It should be clear to you by now that in the United States the Federal Reserve Bank is calling the shots in our financial markets. To a lesser extent this phenomena is happening all over the world. As such, the markets did little this week because the Fed doesn’t meet again until Tuesday.
The S&P 500 Index has simply been trading in a tight range between 1,970 and 2,000. Although stocks are marking time, there has been some movement elsewhere in the financial spectrum. Take the dollar for example. The greenback is on a tear against most other currencies, but specifically the Yen and the Euro. As the dollar has strengthened gold, silver and oil have plummeted.
This is both good and bad news. The dollar’s gains make our exports more expensive and imports cheaper. Since most commodities are priced in dollars, as the U.S. currency climbs, commodities become more expensive. Traders, always looking for a profitable arbitrage, sell gold or oil and buy dollars.

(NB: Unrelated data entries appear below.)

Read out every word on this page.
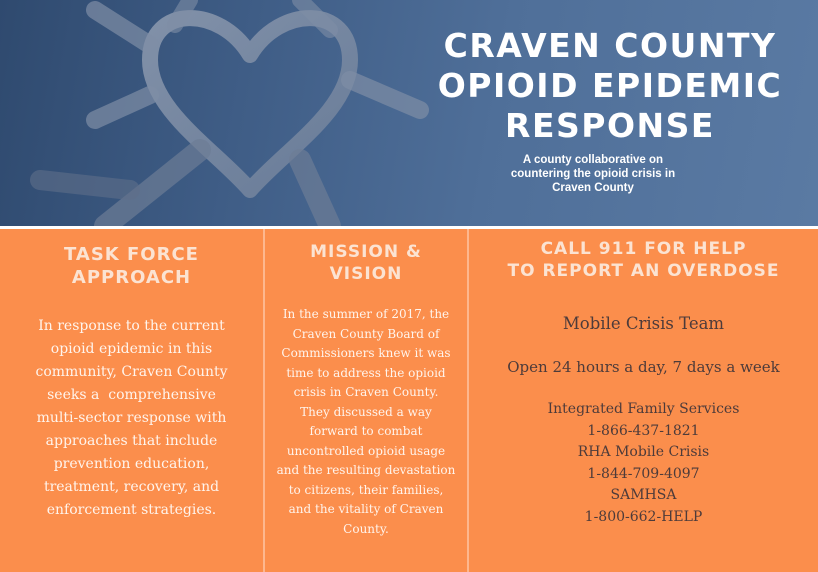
CRAVEN COUNTY
OPIOID EPIDEMIC
RESPONSE
A county collaborative on
countering the opioid crisis in
Craven County
TASK FORCE
APPROACH
In response to the current
opioid epidemic in this
community, Craven County
seeks a  comprehensive
multi-sector response with
approaches that include
prevention education,
treatment, recovery, and
enforcement strategies.
MISSION &
VISION
In the summer of 2017, the
Craven County Board of
Commissioners knew it was
time to address the opioid
crisis in Craven County.
They discussed a way
forward to combat
uncontrolled opioid usage
and the resulting devastation
to citizens, their families,
and the vitality of Craven
County.
CALL 911 FOR HELP
TO REPORT AN OVERDOSE
Mobile Crisis Team
Open 24 hours a day, 7 days a week
Integrated Family Services
1-866-437-1821
RHA Mobile Crisis
1-844-709-4097
SAMHSA
1-800-662-HELP
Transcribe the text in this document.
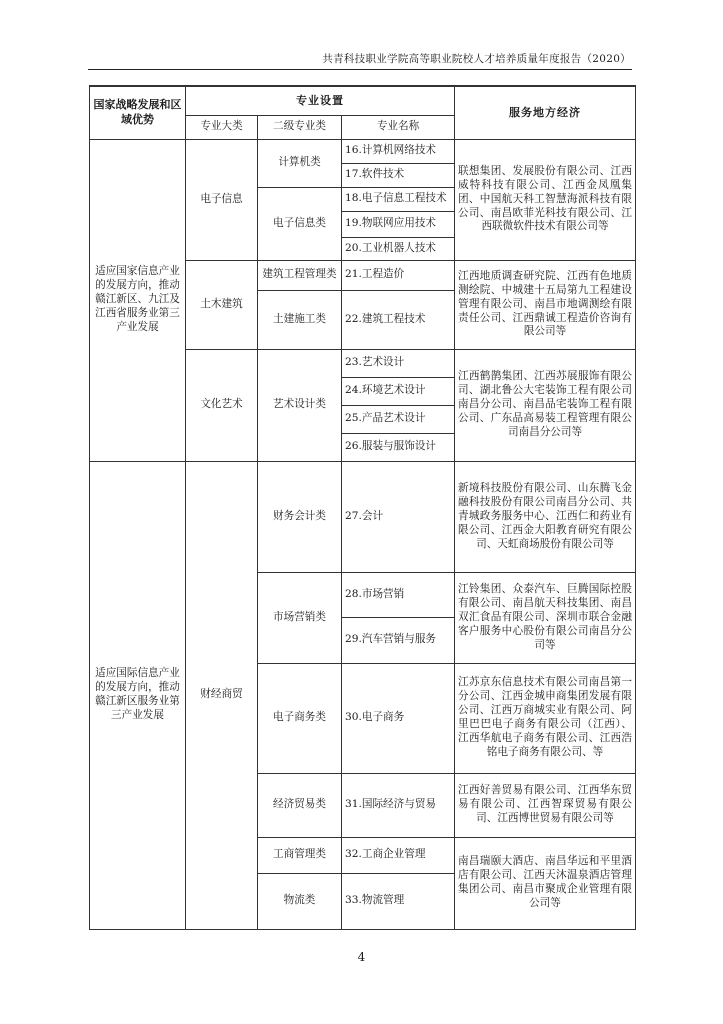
共青科技职业学院高等职业院校人才培养质量年度报告（2020）
国家战略发展和区域优势	专业设置			服务地方经济
	专业大类	二级专业类	专业名称	
适应国家信息产业的发展方向，推动赣江新区、九江及江西省服务业第三产业发展	电子信息	计算机类	16.计算机网络技术	联想集团、发展股份有限公司、江西威特科技有限公司、江西金凤凰集团、中国航天科工智慧海派科技有限公司、南昌欧菲光科技有限公司、江西联微软件技术有限公司等
			17.软件技术	
		电子信息类	18.电子信息工程技术	
			19.物联网应用技术	
			20.工业机器人技术	
	土木建筑	建筑工程管理类	21.工程造价	江西地质调查研究院、江西有色地质测绘院、中城建十五局第九工程建设管理有限公司、南昌市地调测绘有限责任公司、江西鼎诚工程造价咨询有限公司等
		土建施工类	22.建筑工程技术	
	文化艺术	艺术设计类	23.艺术设计	江西鹤鹊集团、江西苏展服饰有限公司、湖北鲁公大宅装饰工程有限公司南昌分公司、南昌品宅装饰工程有限公司、广东品高易装工程管理有限公司南昌分公司等
			24.环境艺术设计	
			25.产品艺术设计	
			26.服装与服饰设计	
适应国际信息产业的发展方向，推动赣江新区服务业第三产业发展	财经商贸	财务会计类	27.会计	新境科技股份有限公司、山东腾飞金融科技股份有限公司南昌分公司、共青城政务服务中心、江西仁和药业有限公司、江西金大阳教育研究有限公司、天虹商场股份有限公司等
		市场营销类	28.市场营销	江铃集团、众泰汽车、巨腾国际控股有限公司、南昌航天科技集团、南昌双汇食品有限公司、深圳市联合金融客户服务中心股份有限公司南昌分公司等
			29.汽车营销与服务	
		电子商务类	30.电子商务	江苏京东信息技术有限公司南昌第一分公司、江西金城申商集团发展有限公司、江西万商城实业有限公司、阿里巴巴电子商务有限公司（江西）、江西华航电子商务有限公司、江西浩铭电子商务有限公司、等
		经济贸易类	31.国际经济与贸易	江西好善贸易有限公司、江西华东贸易有限公司、江西智琛贸易有限公司、江西博世贸易有限公司等
		工商管理类	32.工商企业管理	南昌瑞颐大酒店、南昌华远和平里酒店有限公司、江西天沐温泉酒店管理集团公司、南昌市聚成企业管理有限公司等
		物流类	33.物流管理	
4
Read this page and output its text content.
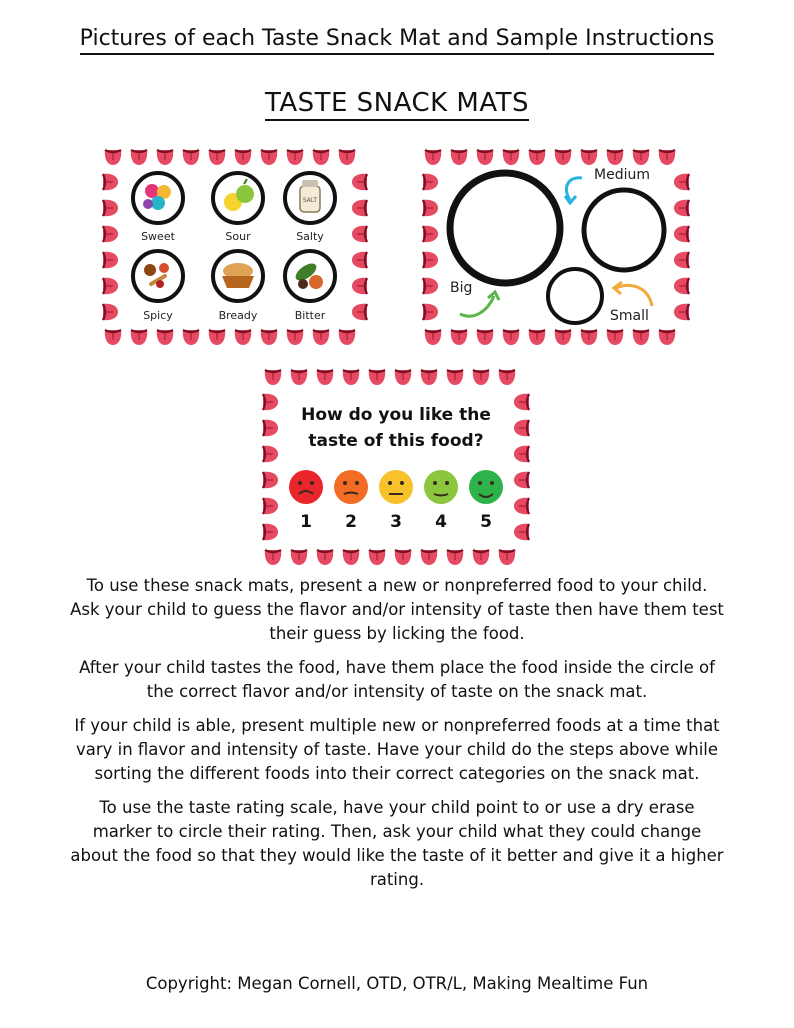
Pictures of each Taste Snack Mat and Sample Instructions
TASTE SNACK MATS
SALT
Sweet	Sour	Salty
Spicy	Bready	Bitter
Medium
Big
Small
How do you like the
taste of this food?
1 2 3 4 5

To use these snack mats, present a new or nonpreferred food to your child. Ask your child to guess the flavor and/or intensity of taste then have them test their guess by licking the food.

After your child tastes the food, have them place the food inside the circle of the correct flavor and/or intensity of taste on the snack mat.

If your child is able, present multiple new or nonpreferred foods at a time that vary in flavor and intensity of taste. Have your child do the steps above while sorting the different foods into their correct categories on the snack mat.

To use the taste rating scale, have your child point to or use a dry erase marker to circle their rating. Then, ask your child what they could change about the food so that they would like the taste of it better and give it a higher rating.

Copyright: Megan Cornell, OTD, OTR/L, Making Mealtime Fun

The decline in energy prices, however, gives an important boost to consumers, who buy an average of 400 gallons of fuel a year or more. A 40 cents decline at the pump translates into well over $120 in savings for everyone who drives. It is like getting a multi-billion dollar tax cut that goes right into our pockets.
So what is behind this gain in the dollar?
Some say it is because of all of the geopolitical risk in the world today. ISIS, Ukraine, Russia, even Scottish secession are making the safe haven dollar an attractive alternative. Others argue it is not so much that the dollar is gaining ground but that the Euro and Yen are getting weaker. That is due to the policies that are being implemented by their central banks.
It is true that Japan has been actively promoting a weaker currency, as they continue their own massive QE program. I have written at length on their efforts to break a double decade worth of stagflation. The job is not done, in my opinion. I expect that although the program is supposed to sunset in 2015, the Japanese central bank will extend its efforts beyond that date.
Over in Europe, as I wrote last week, the ECB has also announced further easing of interest rates and their own bond buying form of quantitative easing. More actions will be implemented if called for, according to their officials.
The result of this European and Japanese stimulus was to drive down their currencies as interest rates fall. Given that our own Fed is ending our QE program in October, investors are betting interest rates in the U.S. and the dollar offer a better deal going forward than elsewhere.
There is another more speculative element in the dollar’s rise. As readers know, thanks to the Fed’s overwhelming influence on the markets, a cottage industry of Fed Guessers has sprung up among the financial weeds. These pundits make a living trying to outguess the next central bank move. They parse every word, comma and period of the monthly Federal Open Market Committee (FOMC) statements trying to discern a change in stance.
This week, in anticipation of Tuesday’s FOMC, the guess is that with the economy exhibiting gathering signs of strength, the Fed will be forced to move earlier in raising interest rates. Right now that move is not expected to happen until sometime in 2015. No one knows, but in a slow market where stocks are waiting for the Fed’s next move, traders will believe just about anything.
As for me, I am ignoring all of these pundits. I do believe the U.S. dollar is on a long-term trajectory higher as are interest rates. That is a natural thing to happen when a country’s economy is improving. The Fed says rates will remain low until 2015, and maybe after that. That’s all I need to know. Stay invested and ignore the noise.